Les lignes de force d’un métier mondialisé
Au Moyen-Orient, les cycles du pétrole régulent la demande en projets. En Europe, la densité du tissu architectural rend l’accès aux grandes opérations hautement compétitif. Très nombreux sont les architectes, beaucoup en sont exclus. « Rester uniquement en Belgique aurait réduit considérablement la diversité de mon parcours », observe-t-il.
Attaché à son pays d’origine, il insiste aussi sur le lien maintenu avec la communauté belge à l’étranger, notamment le club de Belges qu'il a présidé au Qatar. Avec le souci de mêler notre apport belge à la culture locale.
En pause avant un nouveau départ
À la fin de sa dernière mission au Koweït en 2026, il quitte le pays affaibli par une double hernie discale, après quatre années particulièrement intenses. Occasion malheureuse de mesurer l’importance d’une bonne couverture en soins de santé. Il mesure aussi, différemment, ce que signifient des systèmes de santé et de protection sociale qu’il avait longtemps tenus pour acquis. « À la SSOM, comme généralement en Europe, ce type de couverture s’avère plus complète et efficace que celles offertes au niveau local. »
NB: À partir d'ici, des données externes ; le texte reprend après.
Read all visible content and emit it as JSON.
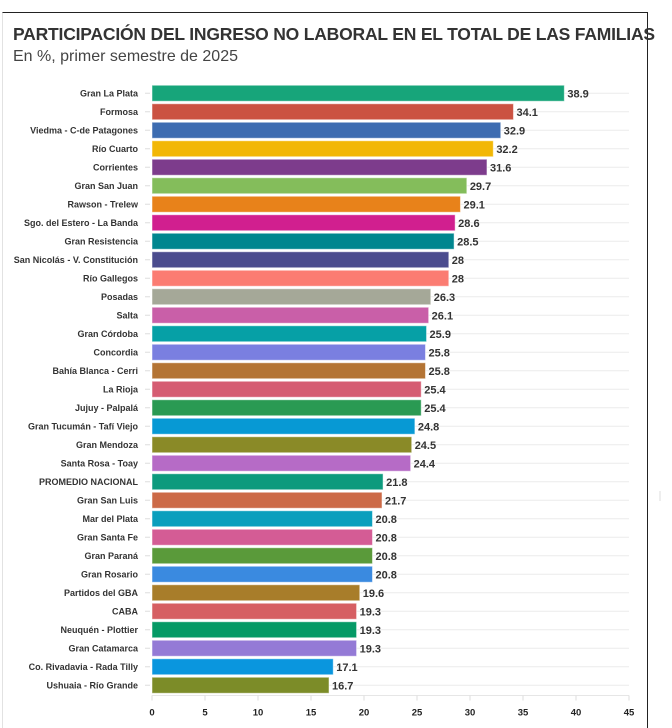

Il choisit de revenir à Montserrat où, des années plus tôt, il contribuait à reconstruire l'île après la catastrophe. Le mouvement devient circulaire. Dans cette maison qu’il rénove désormais pour lui-même, loin des mégaprojets du Golfe, le temps se déploie autrement entre rééducation, travaux, silence. Une autre forme de construction. >
« À quelque chose malheur est bon » dit toutefois le proverbe. Son départ du Koweït pour sa convalescence à Montserrat précède en effet de quelques jours le déclenchement de la nouvelle guerre du Golfe et la destruction partielle de son projet !
Continuer autrement
Depuis lors, par l’exercice physique, le patient se reconstruit sûrement, déjà soucieux de nouveaux défis professionnels. Où précisément ? « Je n’exclus aucune option à ce stade », dit-il simplement.
À l’approche de soixante ans, il avance avec une curiosité intacte, nourrie d’une volonté constante d’apporter sa pierre à l’édifice. La question désormais n’est plus seulement d’ordre professionnel, mais aussi d’équilibre : que privilégier entre ambition et qualité de vie ? « Les deux, si possible », esquive-t-il dans un sourire.
Et à l’entendre, rien n’indique que la prochaine étape sera la dernière. Ni la plus prévisible.